Dalam perencanaan geometrik termasuk juga perencanaan tebal perkerasan jalan, karena dimensi dari perkerasan merupakan bagian dari perencanaan geometrik sebagai suatu perencanaan jalan seutuhnya.
Bertambahnya jumlah dan kualitas kendaraan dan berkembangnya pengetahuan tentang kelakukan pengendara serta meningkatnya jumlah kecelakaan, menuntut perencanaan geometrik supaya memberikan pelayanan maksimum dengan keadaan bahaya minimum dan biaya yang wajar.
1.2 Maksud dan Tujuan
Suatu perencanaan geometrik yang lengkap tidak saja memperhatikan keamanan dan ekonomisnya biaya, tetapi juga nilai struturalnya. Kita harus lebih teliti dalam memilih lokasi perencanaan geometrik sehingga suatu jalan menjadi nyaman.
Sebagai perencana, kita dituntut untuk menguasai teknik perencanaan geometrik dan tata cara pembuatan konstruksi jalan raya serta memahami permasalahan dan pemecahannya.
Yang dimaksud perkerasan lentur dalam perencanaan ini adalah perkerasan yang umumnya menggunakan bahan campuran beraspal sebagai lapisan permukaan serta bahan berbutir sebagai lapisan dibawahnya. Interpretasi, evaluasi dan kesimpulan-kesimpulan yang akan dikembangkan dari hasil penetapan ini, harus juga memperhitungkan penerapannya secara ekonomis sesuai dengan kondisi setempat, tingkat keperluan, kemampuan pelaksanaan dan syarat teknis lainnya, sehingga kontruksi jalan yang direncanakan itu adalah yang optimal.
Pada umumnya teknik perencanaan geometrik jalan raya dibagi atas tiga bagian penting, yaitu :
  1. alinyemen horizontal / trase jalan
  2. alinyemen vertikal / penampang memanjang jalan
  3. penampang melintang jalan
pembangunan yang baik antara alinyemen horizontal dan vertical memberikan keamanan dan kenyamanan para pemakai jalan.
1.3 Ruang lingkup
Perencanaan geometrik jalan raya
Dalam perencanaan geometrik yang kami laksanakan dalam tugas ini, pelaksanaannya adalah sebagai berikut :
  1. perencanaan trase dan penentuan medan
  2. bentuk dan panjang kurva
  3. penggambaran kurva
  4. penentuan kemiringan melintang tiap tikungan dan penggambaran elevasi, superelevasi badan jalan.

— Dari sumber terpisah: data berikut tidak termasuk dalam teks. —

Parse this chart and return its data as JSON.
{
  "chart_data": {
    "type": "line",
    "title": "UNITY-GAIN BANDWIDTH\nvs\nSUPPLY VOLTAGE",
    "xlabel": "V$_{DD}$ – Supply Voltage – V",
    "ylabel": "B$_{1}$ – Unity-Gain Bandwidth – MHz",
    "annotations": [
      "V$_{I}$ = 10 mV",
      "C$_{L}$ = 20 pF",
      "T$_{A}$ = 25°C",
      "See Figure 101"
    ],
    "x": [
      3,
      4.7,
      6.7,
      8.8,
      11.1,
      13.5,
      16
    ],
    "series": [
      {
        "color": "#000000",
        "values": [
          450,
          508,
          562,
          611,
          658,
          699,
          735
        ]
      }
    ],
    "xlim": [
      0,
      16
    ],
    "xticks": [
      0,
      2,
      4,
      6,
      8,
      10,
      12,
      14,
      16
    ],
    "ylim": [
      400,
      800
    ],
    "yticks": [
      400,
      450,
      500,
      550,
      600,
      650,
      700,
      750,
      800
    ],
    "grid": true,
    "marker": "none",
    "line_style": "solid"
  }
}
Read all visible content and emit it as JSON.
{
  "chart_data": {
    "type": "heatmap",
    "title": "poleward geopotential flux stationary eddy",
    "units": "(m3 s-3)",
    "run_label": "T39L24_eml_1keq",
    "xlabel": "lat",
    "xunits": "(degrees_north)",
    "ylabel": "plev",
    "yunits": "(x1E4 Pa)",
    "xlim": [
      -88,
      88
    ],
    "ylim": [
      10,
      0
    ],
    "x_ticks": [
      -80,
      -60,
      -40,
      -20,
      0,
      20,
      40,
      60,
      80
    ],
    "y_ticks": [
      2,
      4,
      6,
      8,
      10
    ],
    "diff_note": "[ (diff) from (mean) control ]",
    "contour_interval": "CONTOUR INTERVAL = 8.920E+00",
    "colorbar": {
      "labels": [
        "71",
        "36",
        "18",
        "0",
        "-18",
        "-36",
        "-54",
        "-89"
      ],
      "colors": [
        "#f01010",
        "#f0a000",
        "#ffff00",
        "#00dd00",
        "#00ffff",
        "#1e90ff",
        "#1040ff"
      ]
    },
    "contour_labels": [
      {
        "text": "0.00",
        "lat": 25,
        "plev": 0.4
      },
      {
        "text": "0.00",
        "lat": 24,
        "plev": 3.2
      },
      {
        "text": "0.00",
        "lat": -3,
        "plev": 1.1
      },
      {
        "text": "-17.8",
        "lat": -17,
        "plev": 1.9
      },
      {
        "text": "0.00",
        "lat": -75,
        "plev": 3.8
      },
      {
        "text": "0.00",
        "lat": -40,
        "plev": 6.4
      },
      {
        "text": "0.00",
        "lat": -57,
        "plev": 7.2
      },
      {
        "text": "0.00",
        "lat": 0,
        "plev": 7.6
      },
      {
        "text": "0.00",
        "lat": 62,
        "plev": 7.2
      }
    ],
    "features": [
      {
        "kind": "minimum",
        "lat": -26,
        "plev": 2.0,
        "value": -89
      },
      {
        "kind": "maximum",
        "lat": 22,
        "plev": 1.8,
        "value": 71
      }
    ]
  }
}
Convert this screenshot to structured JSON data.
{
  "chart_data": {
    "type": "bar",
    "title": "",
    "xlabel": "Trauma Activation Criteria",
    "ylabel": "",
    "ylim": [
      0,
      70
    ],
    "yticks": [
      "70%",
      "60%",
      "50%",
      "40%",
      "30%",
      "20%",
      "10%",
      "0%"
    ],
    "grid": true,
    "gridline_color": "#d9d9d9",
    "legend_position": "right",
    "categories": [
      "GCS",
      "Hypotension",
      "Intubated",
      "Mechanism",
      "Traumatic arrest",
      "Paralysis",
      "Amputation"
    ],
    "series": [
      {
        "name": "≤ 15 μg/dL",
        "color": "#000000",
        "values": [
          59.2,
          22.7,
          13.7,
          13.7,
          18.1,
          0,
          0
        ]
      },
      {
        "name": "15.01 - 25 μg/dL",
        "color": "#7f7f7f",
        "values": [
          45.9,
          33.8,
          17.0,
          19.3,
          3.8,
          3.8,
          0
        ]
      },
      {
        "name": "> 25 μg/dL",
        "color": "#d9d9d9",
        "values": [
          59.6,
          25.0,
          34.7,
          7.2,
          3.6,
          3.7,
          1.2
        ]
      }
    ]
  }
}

  5. menghitung jarak pandang
  6. menghitung alinyemen vertikal
  7. perhitungan volume galian dan timbunan
B A B I I
D A S A R T E O R I

2.1 Uraian Umum
2.1.1 Pengertian Jalan
Jalan raya adalah jalur- jalur tanah di atas permukaan bumi yang dibuat oleh manusia dengan bentuk, ukuran- ukuran dan jenis konstruksinya sehingga dapat digunakan untuk menyelurkan lalu lintas orang, hewan, dan kendaraan yang mengangkut barang dari suatu tempat ke tempat lainnya dengan mudah dan cepat.
Jalan raya sebagai sarana pembangunan dalam membantu pembangunan wilayah adalah penting. Oleh karena itu pemerintah mengupayakan pembangunan jalan raya dengan lancar, efisien dan ekonomis.
Untuk perencanaan jalan raya yang baik, bentuk geometriknya harus ditetapkan sedemikian rupa sehingga jalan yang bersangkutan dapat memberikan pelayanan yang optimal kepada lalu lintas sesuai dengan fungsinya, sebab tujuan akhir dari perencanaan geometrik ini adalah menghasilkan infrastruktur yang aman, efisiensi pelayanan arus lalu lintas dan memaksimalkan ratio tingkat penggunaan biaya juga memberikan rasa aman dan nyaman kepada pengguna jalan.
2.1.2 Klasifikasi Jalan
Pada umumnya jalan raya dapat dikelompokkan dalam klasifikasi menurut fungsinya, dimana pereturan ini mencakup tiga golongan penting, yaitu :
a. Jalan Arteri ( Utama )
Jalan raya utama adalah jalan yang melayani angkutan utama, dengan ciri- ciri perjalanan jarak jauh, kecepatan rata- rata tinggi dan jumlah jalan masuk dibatasi secara efisien. Dalam komposisi lalu lintasnya tidak terdapat kendaraan lambat dan kendaraan tak bermotor. Jalan raya dalam kelas ini merupakan jalan- jalan raya berjalur banyak dengan konstruksi perkerasan dari jenis yang terbaik.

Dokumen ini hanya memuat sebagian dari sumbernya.